A radical solution Elm went for is only allowing pure functions in packages. That way, you have to wire in all the effects explicitly, so there’s no way to sneak in cryptocurrency mining or anything else.
This is the first I’ve heard of Elm only allowing pure functions. That’s really neat, and makes more sense the more I think about it.
I mean, you can still ultimately trick people into adding malicious code into the application, but I think it makes the barrier higher. At least you can’t have things like a third party date picker mining cryptocurrencies and making HTTP requests completely unbeknown to you.

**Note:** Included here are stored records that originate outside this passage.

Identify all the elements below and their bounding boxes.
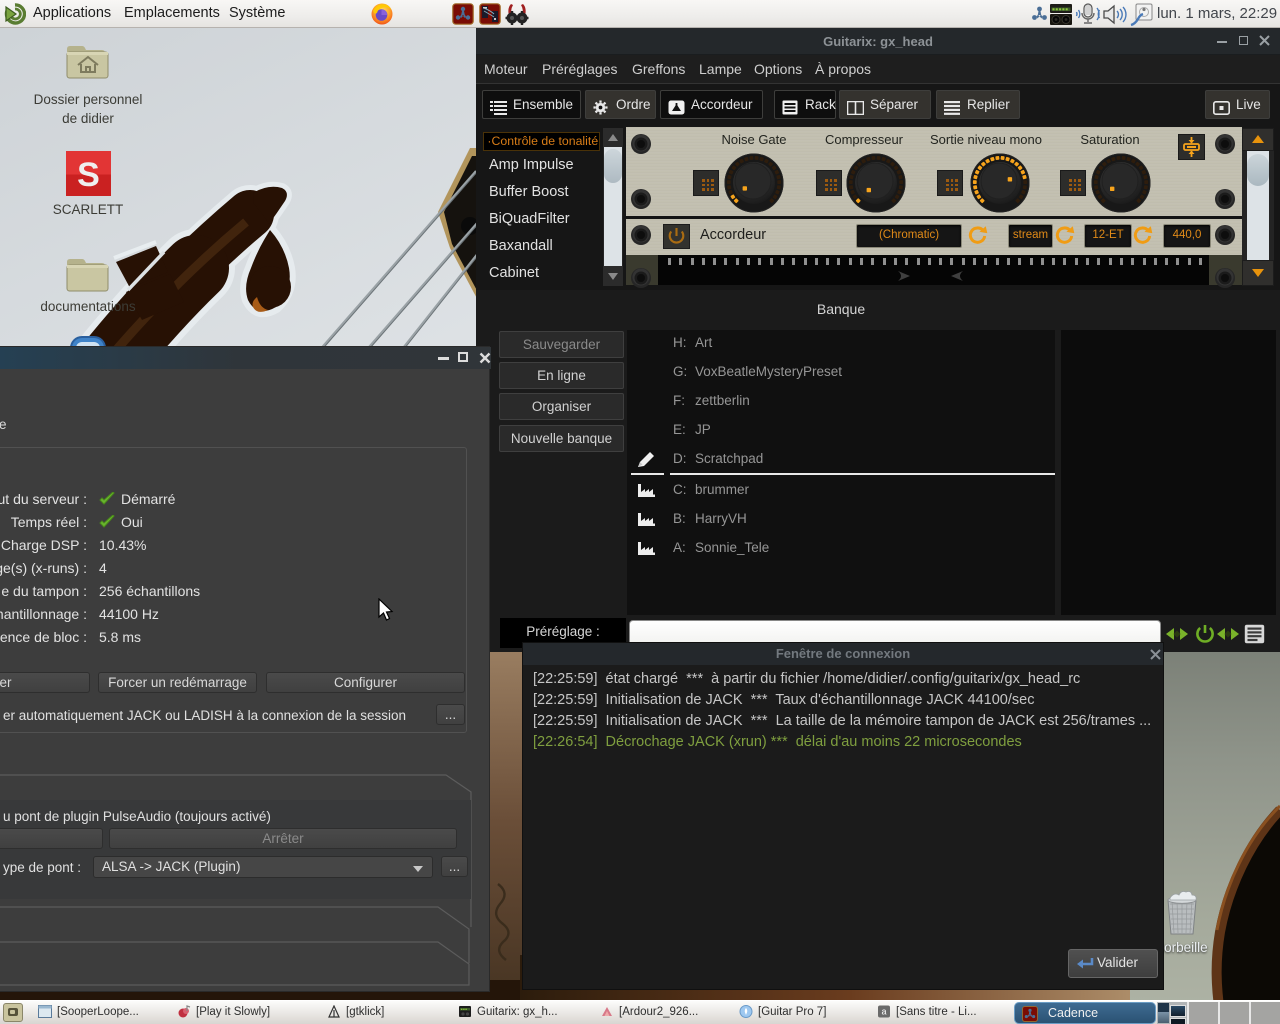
svg-text:a: a (881, 1007, 886, 1017)
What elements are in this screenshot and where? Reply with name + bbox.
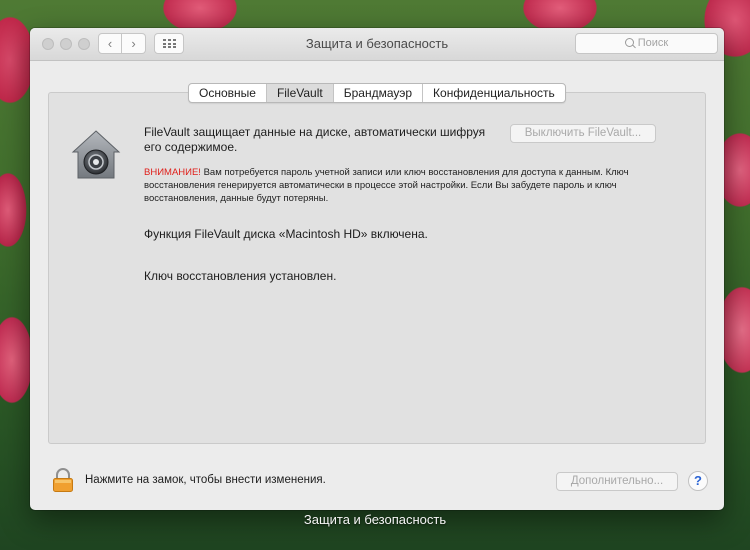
back-button[interactable]: ‹	[98, 33, 122, 54]
chevron-left-icon: ‹	[107, 36, 113, 51]
recovery-key-status: Ключ восстановления установлен.	[144, 269, 337, 283]
tab-bar: Основные FileVault Брандмауэр Конфиденци…	[188, 83, 566, 103]
tab-filevault[interactable]: FileVault	[266, 84, 334, 102]
filevault-house-icon	[71, 130, 121, 179]
advanced-button[interactable]: Дополнительно...	[556, 472, 678, 491]
zoom-window-button[interactable]	[78, 38, 90, 50]
tab-firewall[interactable]: Брандмауэр	[334, 84, 424, 102]
lock-icon[interactable]	[52, 468, 74, 492]
window-caption: Защита и безопасность	[303, 512, 447, 527]
forward-button[interactable]: ›	[122, 33, 146, 54]
warning-label: ВНИМАНИЕ!	[144, 167, 201, 178]
filevault-status: Функция FileVault диска «Macintosh HD» в…	[144, 227, 428, 241]
turn-off-filevault-button[interactable]: Выключить FileVault...	[510, 124, 656, 143]
close-window-button[interactable]	[42, 38, 54, 50]
filevault-description: FileVault защищает данные на диске, авто…	[144, 125, 486, 154]
minimize-window-button[interactable]	[60, 38, 72, 50]
warning-text: Вам потребуется пароль учетной записи ил…	[144, 167, 629, 204]
navigation-buttons: ‹ ›	[98, 33, 146, 54]
title-bar: ‹ › Защита и безопасность Поиск	[30, 28, 724, 61]
search-field[interactable]: Поиск	[575, 33, 718, 54]
tab-general[interactable]: Основные	[189, 84, 267, 102]
tab-privacy[interactable]: Конфиденциальность	[423, 84, 565, 102]
search-placeholder: Поиск	[637, 37, 669, 49]
warning-message: ВНИМАНИЕ! Вам потребуется пароль учетной…	[144, 166, 674, 205]
system-preferences-window: ‹ › Защита и безопасность Поиск Основные…	[30, 28, 724, 510]
window-title: Защита и безопасность	[305, 36, 449, 51]
grid-icon	[163, 39, 176, 48]
search-icon	[624, 38, 634, 47]
lock-instruction: Нажмите на замок, чтобы внести изменения…	[85, 474, 326, 486]
help-button[interactable]: ?	[688, 471, 708, 491]
show-all-button[interactable]	[154, 33, 184, 54]
chevron-right-icon: ›	[131, 36, 136, 51]
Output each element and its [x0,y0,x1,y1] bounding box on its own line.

The phrase “supply chain attack” applies generally to any attempt to use insecure parts of an infrastructure to damage or harm users of that infrastructure; it applies perfectly here, and isn’t at all sensational. It’s also been an accepted term for these sort of attacks — and using typosquatting to attempt to steal Bitcoin is certainly an attack — for some time.

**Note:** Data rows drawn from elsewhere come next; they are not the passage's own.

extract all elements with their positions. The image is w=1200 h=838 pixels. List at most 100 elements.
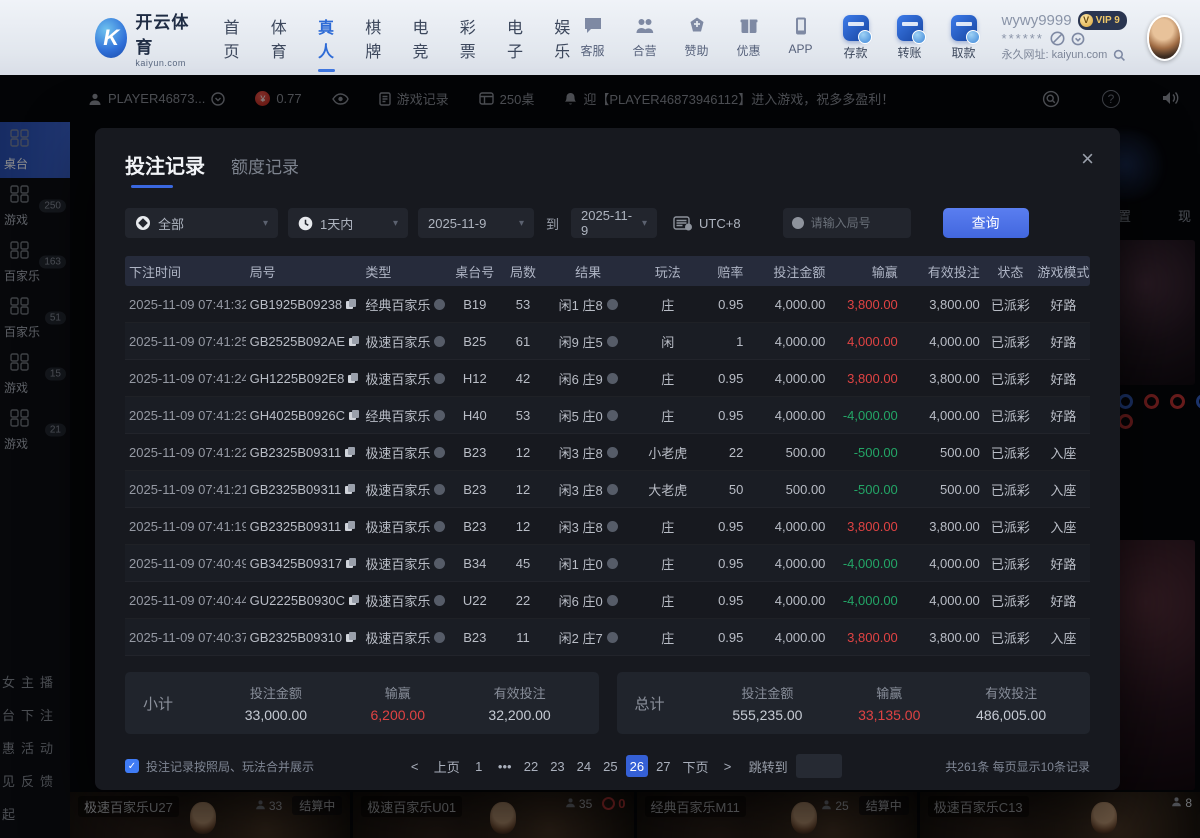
- cell-value: 闲3 庄8: [559, 517, 603, 536]
- date-range-dropdown[interactable]: 1天内▾: [288, 208, 408, 238]
- nav-item-电子[interactable]: 电子: [505, 8, 526, 68]
- avatar[interactable]: [1147, 15, 1182, 61]
- type-info-icon[interactable]: [434, 484, 445, 495]
- copy-icon[interactable]: [346, 558, 356, 569]
- result-detail-icon[interactable]: [607, 336, 618, 347]
- tab-额度记录[interactable]: 额度记录: [231, 153, 299, 187]
- result-detail-icon[interactable]: [607, 373, 618, 384]
- nav-item-棋牌[interactable]: 棋牌: [363, 8, 384, 68]
- cell-结果: 闲1 庄8: [545, 295, 632, 314]
- prev-arrow[interactable]: <: [404, 755, 426, 777]
- copy-icon[interactable]: [348, 373, 358, 384]
- eye-off-icon[interactable]: [1050, 31, 1065, 46]
- table-row: 2025-11-09 07:41:23GH4025B0926C经典百家乐H405…: [125, 397, 1090, 434]
- username[interactable]: wywy9999: [1002, 12, 1072, 29]
- next-page[interactable]: 下页: [679, 755, 713, 777]
- date-to-picker[interactable]: 2025-11-9▾: [571, 208, 657, 238]
- result-detail-icon[interactable]: [607, 299, 618, 310]
- cell-游戏模式: 入座: [1037, 443, 1090, 462]
- cell-局号: GB2325B09311: [246, 445, 362, 460]
- copy-icon[interactable]: [345, 521, 355, 532]
- cell-投注金额: 4,000.00: [747, 556, 829, 571]
- cell-赔率: 1: [704, 334, 747, 349]
- wallet-link-存款[interactable]: 存款: [836, 15, 876, 61]
- cell-局数: 12: [501, 519, 544, 534]
- tab-投注记录[interactable]: 投注记录: [125, 150, 205, 188]
- cell-value: 入座: [1050, 517, 1076, 536]
- page-25[interactable]: 25: [599, 755, 621, 777]
- copy-icon[interactable]: [349, 595, 359, 606]
- prev-page[interactable]: 上页: [430, 755, 464, 777]
- cell-桌台号: B25: [448, 334, 501, 349]
- type-info-icon[interactable]: [434, 447, 445, 458]
- page-1[interactable]: 1: [468, 755, 490, 777]
- refresh-icon[interactable]: [1071, 32, 1085, 46]
- vip-badge[interactable]: VVIP 9: [1078, 11, 1127, 30]
- type-info-icon[interactable]: [434, 410, 445, 421]
- table-row: 2025-11-09 07:41:25GB2525B092AE极速百家乐B256…: [125, 323, 1090, 360]
- copy-icon[interactable]: [346, 299, 356, 310]
- close-icon[interactable]: ×: [1081, 148, 1094, 170]
- type-info-icon[interactable]: [434, 373, 445, 384]
- cell-类型: 极速百家乐: [361, 628, 448, 647]
- type-info-icon[interactable]: [434, 336, 445, 347]
- query-button[interactable]: 查询: [943, 208, 1029, 238]
- type-info-icon[interactable]: [434, 558, 445, 569]
- cell-value: GB3425B09317: [250, 556, 343, 571]
- cell-value: 好路: [1050, 406, 1076, 425]
- type-info-icon[interactable]: [434, 595, 445, 606]
- nav-item-真人[interactable]: 真人: [316, 8, 337, 68]
- round-search-input[interactable]: [811, 216, 897, 230]
- cell-局数: 53: [501, 408, 544, 423]
- cell-value: 4,000.00: [847, 334, 898, 349]
- page-24[interactable]: 24: [573, 755, 595, 777]
- brand-logo[interactable]: K 开云体育 kaiyun.com: [95, 8, 194, 68]
- result-detail-icon[interactable]: [607, 410, 618, 421]
- page-26[interactable]: 26: [626, 755, 648, 777]
- magnifier-icon[interactable]: [1113, 49, 1126, 62]
- quick-link-合营[interactable]: 合营: [626, 16, 664, 59]
- date-from-picker[interactable]: 2025-11-9▾: [418, 208, 534, 238]
- page-22[interactable]: 22: [520, 755, 542, 777]
- type-info-icon[interactable]: [434, 632, 445, 643]
- result-detail-icon[interactable]: [607, 632, 618, 643]
- result-detail-icon[interactable]: [607, 447, 618, 458]
- nav-item-体育[interactable]: 体育: [269, 8, 290, 68]
- page-23[interactable]: 23: [546, 755, 568, 777]
- copy-icon[interactable]: [345, 484, 355, 495]
- page-ellipsis[interactable]: •••: [494, 755, 516, 777]
- type-info-icon[interactable]: [434, 299, 445, 310]
- cell-投注金额: 4,000.00: [747, 593, 829, 608]
- nav-item-电竞[interactable]: 电竞: [411, 8, 432, 68]
- quick-link-label: 赞助: [685, 42, 709, 59]
- cell-局数: 42: [501, 371, 544, 386]
- copy-icon[interactable]: [345, 447, 355, 458]
- cell-value: GB1925B09238: [250, 297, 343, 312]
- nav-item-娱乐[interactable]: 娱乐: [552, 8, 573, 68]
- page-27[interactable]: 27: [652, 755, 674, 777]
- cell-value: B23: [463, 519, 486, 534]
- type-info-icon[interactable]: [434, 521, 445, 532]
- result-detail-icon[interactable]: [607, 484, 618, 495]
- copy-icon[interactable]: [346, 632, 356, 643]
- quick-link-优惠[interactable]: 优惠: [730, 16, 768, 59]
- copy-icon[interactable]: [349, 410, 359, 421]
- copy-icon[interactable]: [349, 336, 359, 347]
- cell-桌台号: U22: [448, 593, 501, 608]
- jump-page-input[interactable]: [796, 754, 842, 778]
- timezone-selector[interactable]: UTC+8: [673, 215, 741, 231]
- quick-link-赞助[interactable]: 赞助: [678, 16, 716, 59]
- result-detail-icon[interactable]: [607, 558, 618, 569]
- wallet-link-取款[interactable]: 取款: [944, 15, 984, 61]
- merge-checkbox[interactable]: ✓: [125, 759, 139, 773]
- quick-link-客服[interactable]: 客服: [574, 16, 612, 59]
- cell-value: 4,000.00: [775, 556, 826, 571]
- next-arrow[interactable]: >: [717, 755, 739, 777]
- wallet-link-转账[interactable]: 转账: [890, 15, 930, 61]
- nav-item-首页[interactable]: 首页: [222, 8, 243, 68]
- result-detail-icon[interactable]: [607, 595, 618, 606]
- result-detail-icon[interactable]: [607, 521, 618, 532]
- nav-item-彩票[interactable]: 彩票: [458, 8, 479, 68]
- quick-link-APP[interactable]: APP: [782, 16, 820, 59]
- category-dropdown[interactable]: 全部▾: [125, 208, 278, 238]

There’s also no need to “pick a winner”… if you were trying to design a more robust system you’d require cryptographic signing of all packages with a verified public identity, ultimately pointing back to either an individual human or a legal entity, and you’d e ventually require some sort of escrow stake / proof of work as a natural and desirable barrier for entry. There’s a reason why Microsoft and Apple both make their distribution mechanisms pay-for-play.

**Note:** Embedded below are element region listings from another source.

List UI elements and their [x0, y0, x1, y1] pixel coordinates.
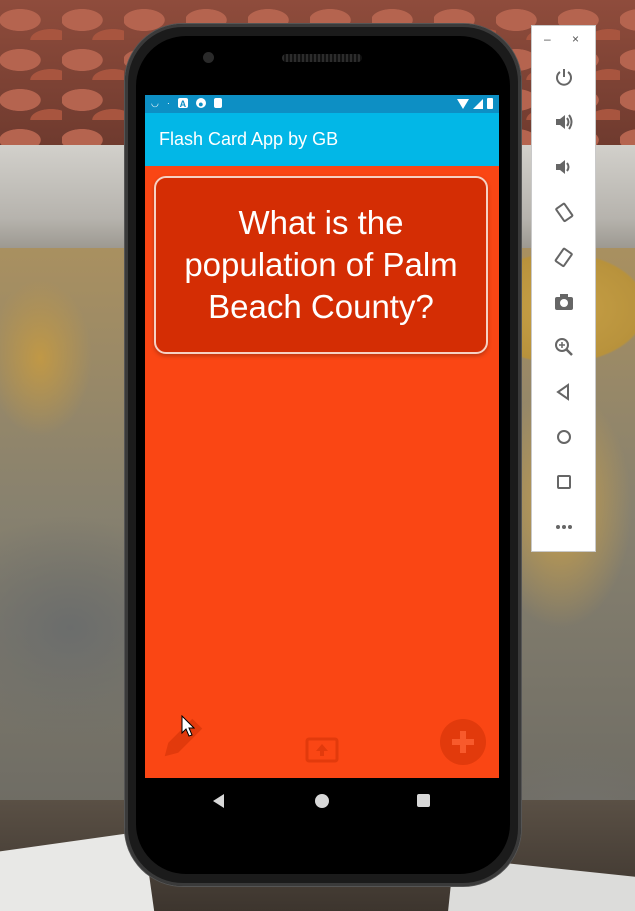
power-button[interactable]: [532, 57, 595, 97]
a-icon: A: [177, 98, 188, 109]
app-title: Flash Card App by GB: [159, 129, 339, 149]
add-card-button[interactable]: [440, 719, 486, 765]
emulator-toolbar: – ×: [531, 25, 596, 552]
more-icon: [555, 525, 572, 529]
add-circle-icon: [452, 731, 474, 753]
status-bar: ◡ · A ●: [145, 95, 499, 113]
front-camera: [203, 52, 214, 63]
camera-icon: [554, 294, 573, 310]
earpiece-speaker: [282, 54, 362, 62]
power-icon: [555, 69, 572, 86]
upload-button[interactable]: [305, 735, 339, 765]
sd-icon: [213, 98, 222, 108]
rotate-right-button[interactable]: [532, 237, 595, 277]
rotate-left-icon: [554, 202, 573, 223]
recents-icon[interactable]: [417, 794, 430, 807]
app-bar: Flash Card App by GB: [145, 113, 499, 166]
emulator-back-button[interactable]: [532, 372, 595, 412]
volume-up-icon: [555, 114, 572, 130]
screenshot-button[interactable]: [532, 282, 595, 322]
home-icon[interactable]: [315, 794, 329, 808]
close-button[interactable]: ×: [572, 32, 579, 46]
navigation-bar: [145, 778, 499, 824]
emulator-title-bar: – ×: [532, 26, 595, 56]
home-icon: [556, 430, 571, 444]
volume-down-icon: [555, 160, 569, 174]
notification-icon: ◡: [151, 98, 159, 108]
rotate-right-icon: [554, 247, 573, 268]
notification-icon: ·: [166, 98, 170, 108]
app-screen: ◡ · A ● Flash Card App by GB What is the…: [145, 95, 499, 778]
battery-icon: [487, 98, 493, 109]
minimize-button[interactable]: –: [544, 32, 551, 46]
upload-icon: [305, 737, 339, 763]
flash-card[interactable]: What is the population of Palm Beach Cou…: [154, 176, 488, 354]
overview-icon: [556, 475, 571, 489]
signal-icon: [473, 98, 483, 109]
card-question: What is the population of Palm Beach Cou…: [184, 204, 458, 325]
wifi-icon: [457, 98, 469, 109]
back-icon[interactable]: [213, 794, 224, 808]
emulator-overview-button[interactable]: [532, 462, 595, 502]
p-icon: ●: [195, 98, 206, 109]
zoom-button[interactable]: [532, 327, 595, 367]
volume-up-button[interactable]: [532, 102, 595, 142]
rotate-left-button[interactable]: [532, 192, 595, 232]
emulator-home-button[interactable]: [532, 417, 595, 457]
back-icon: [555, 383, 569, 401]
more-button[interactable]: [532, 507, 595, 547]
volume-down-button[interactable]: [532, 147, 595, 187]
mouse-cursor-icon: [181, 715, 195, 737]
zoom-icon: [554, 338, 573, 356]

A progressive approach would be to create a walled garden within PyPi and only allow packages into it that were so signed and which the community had voted to include and which had gone through some level of verification of trust… so requests would get in, but requestz wouldn’t unless the community thought it was a good idea for two such similar names to co-exist within the garden (hint: it’s not a good idea). Corporate and other users could then whitelist to allow only the packages in that garden, if they chose, by just configuring pip. Arguably the garden should in the end be the default configuration and someone should have to do a bit or work to allow packages from outside of it.
This isn’t really a new problem… ultimately every package ecosystem will need to evolve a means to distinguish between “official/trusted” packages and “community/untrusted” ones via some mechanism. OS distributions know this off the bat, the problem is that so far programming language communities have chosen to punt this problem down the road because it’s only an issue when your language achieves a certain level of ubiquity that it becomes a problem. Clearly it’s a problem for Ruby and Python.